CHANGES IN JOB FOCUS
This holistic way of operating will mean some fundamental changes in focus by staff in key functions. For example, consider
the age-old disjunction between development and manufacturing. It's often been said that development personnel "threw their
creations over the wall" to manufacturing who would say, in effect, "thanks, we'll take it from here." GMPs meant simply following
the rules established during validation and then performing quality assurance (QA) to make sure each batch of product met
But validation under a QbD regime aims to establish the design space within which changes may be made to process or product
inputs while keeping the product within specifications. As a result, development and manufacturing will have to look together
over the entire lifecycle of the process. Development personnel will therefore widen their scope to include issues of manufacturability.
Conversely, manufacturing personnel will be looking at development data. Further, risk-based compliance means that manufacturing
personnel, who have traditionally focused on issues of efficiency, will have to become decision-makers and risk managers,
deciding which parameters to change when necessary or desirable and understanding the associated compliance risk.

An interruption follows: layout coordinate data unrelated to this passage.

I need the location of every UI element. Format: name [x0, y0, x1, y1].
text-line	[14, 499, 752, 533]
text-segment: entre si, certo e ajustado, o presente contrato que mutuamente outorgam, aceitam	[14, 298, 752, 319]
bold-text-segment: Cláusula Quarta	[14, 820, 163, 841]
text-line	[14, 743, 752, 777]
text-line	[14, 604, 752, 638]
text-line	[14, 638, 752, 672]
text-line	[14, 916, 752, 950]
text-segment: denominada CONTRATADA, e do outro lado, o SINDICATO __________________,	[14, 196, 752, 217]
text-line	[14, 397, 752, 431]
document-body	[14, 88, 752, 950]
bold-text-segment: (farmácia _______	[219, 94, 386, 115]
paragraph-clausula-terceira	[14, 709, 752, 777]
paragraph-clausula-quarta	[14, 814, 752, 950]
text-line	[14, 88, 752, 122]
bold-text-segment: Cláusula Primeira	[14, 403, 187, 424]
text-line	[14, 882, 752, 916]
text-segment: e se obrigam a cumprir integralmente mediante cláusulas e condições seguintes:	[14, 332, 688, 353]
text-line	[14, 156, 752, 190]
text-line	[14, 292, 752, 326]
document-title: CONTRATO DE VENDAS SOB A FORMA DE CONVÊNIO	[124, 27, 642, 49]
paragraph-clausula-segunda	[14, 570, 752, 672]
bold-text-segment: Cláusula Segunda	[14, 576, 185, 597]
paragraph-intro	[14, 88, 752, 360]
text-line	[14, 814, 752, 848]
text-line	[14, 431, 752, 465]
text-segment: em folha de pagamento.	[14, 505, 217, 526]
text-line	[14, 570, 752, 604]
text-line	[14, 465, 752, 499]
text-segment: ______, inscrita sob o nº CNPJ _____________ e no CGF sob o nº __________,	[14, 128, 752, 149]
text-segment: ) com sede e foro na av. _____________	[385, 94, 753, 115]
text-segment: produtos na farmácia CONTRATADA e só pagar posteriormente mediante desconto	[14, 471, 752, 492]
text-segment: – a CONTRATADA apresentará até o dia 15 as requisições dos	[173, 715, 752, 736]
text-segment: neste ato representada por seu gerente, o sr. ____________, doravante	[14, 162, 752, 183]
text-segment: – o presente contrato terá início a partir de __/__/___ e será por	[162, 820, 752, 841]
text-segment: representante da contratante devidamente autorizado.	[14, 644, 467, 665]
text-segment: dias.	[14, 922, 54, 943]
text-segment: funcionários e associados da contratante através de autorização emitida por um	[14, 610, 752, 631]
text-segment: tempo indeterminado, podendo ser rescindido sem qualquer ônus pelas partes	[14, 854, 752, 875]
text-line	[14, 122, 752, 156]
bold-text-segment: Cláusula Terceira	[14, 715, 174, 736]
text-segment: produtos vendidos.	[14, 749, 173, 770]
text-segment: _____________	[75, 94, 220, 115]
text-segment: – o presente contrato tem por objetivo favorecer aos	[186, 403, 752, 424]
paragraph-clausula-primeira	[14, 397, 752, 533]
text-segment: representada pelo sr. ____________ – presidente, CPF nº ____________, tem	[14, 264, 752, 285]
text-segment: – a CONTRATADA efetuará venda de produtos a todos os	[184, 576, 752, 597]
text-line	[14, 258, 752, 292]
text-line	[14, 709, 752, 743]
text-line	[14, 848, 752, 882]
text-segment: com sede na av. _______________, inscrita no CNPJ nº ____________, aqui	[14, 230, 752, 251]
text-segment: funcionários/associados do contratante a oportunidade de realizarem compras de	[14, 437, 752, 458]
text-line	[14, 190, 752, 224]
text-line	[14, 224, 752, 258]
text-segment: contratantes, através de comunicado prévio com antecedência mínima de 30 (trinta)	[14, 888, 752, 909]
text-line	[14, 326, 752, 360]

QA personnel also will need to be involved in defining the design space during validation, working closely with development
staff. QA will change its focus from procedures and investigations to ensuring that the design space isn't breached and that
risks are appropriately identified, assessed, managed, or mitigated. QA will likely ensure that the appropriate personnel
have weighed in on a situation and that there is documented justification for decisions and actions taken. Often, justifications
will come from technical reports, which in most organizations are not as regulated as GMP documents. This may require a new
flexibility on the part of QA, because non-GMP documents may take on a new level of credence in the approval process and beyond.
From one point of view, it's possible that flexibility for QA could come in the form of fewer deviations and investigations,
because the design space will provide clear boundaries to define these. Under QbD, there could be fewer release data to be
scrutinized, and acceptance criteria for release specifications would be more scientifically justified. Upstream process data
could become more essential to the product quality equation, rather than only quality control (QC) end product testing. Batch
records themselves might be less directive and more prescriptive. QA will need to ensure the appropriate data and justifications
are documented during processing, rather than simply recording actions taken. All of this may require more process knowledge
on the part of QA, but more likely requires only a different outlook on data credibility. For example, during vendor audits,
the job will be to assess the risk that materials and services rendered pose to the valid design space. This will require
an approach that is more scientifically based than a GMP-checklist style audit, which is currently common in the industry.
From another point of view, it's possible that the FDA's evaluation of GMPs will not accommodate a completely flexible approach
to document requirements. Because data produced by development staff must help define the space in which the manufacturing
group is free to operate and make changes, quality oversight may in fact increase under QbD. How these issues are resolved
between the industry and the agency will be important for conferring the freedom to operate within a design space. The prospect
of having such freedom is a major appeal of QbD to the industry in the first place.
Changes in the nature of the QC group's work will be driven by the trend toward real-time quality control embodied in initiatives
like process analytical technology (PAT).3 This carries two implications for QC. First, insofar as such control becomes increasingly automated, some QC staff will
be freed up to focus on attributes deemed critical to product quality. Second, smart companies will not simply throw new technology
at process controls. Instead, armed with greater process understanding, they will be able to determine precisely where the
greatest risks and opportunities lie in their operations and to address them strategically. Personnel supporting the manufacturing
process therefore will need to become adept at creating, maintaining, and refining PAT and control strategies in line with
the goal of continuous improvement embodied in QbD.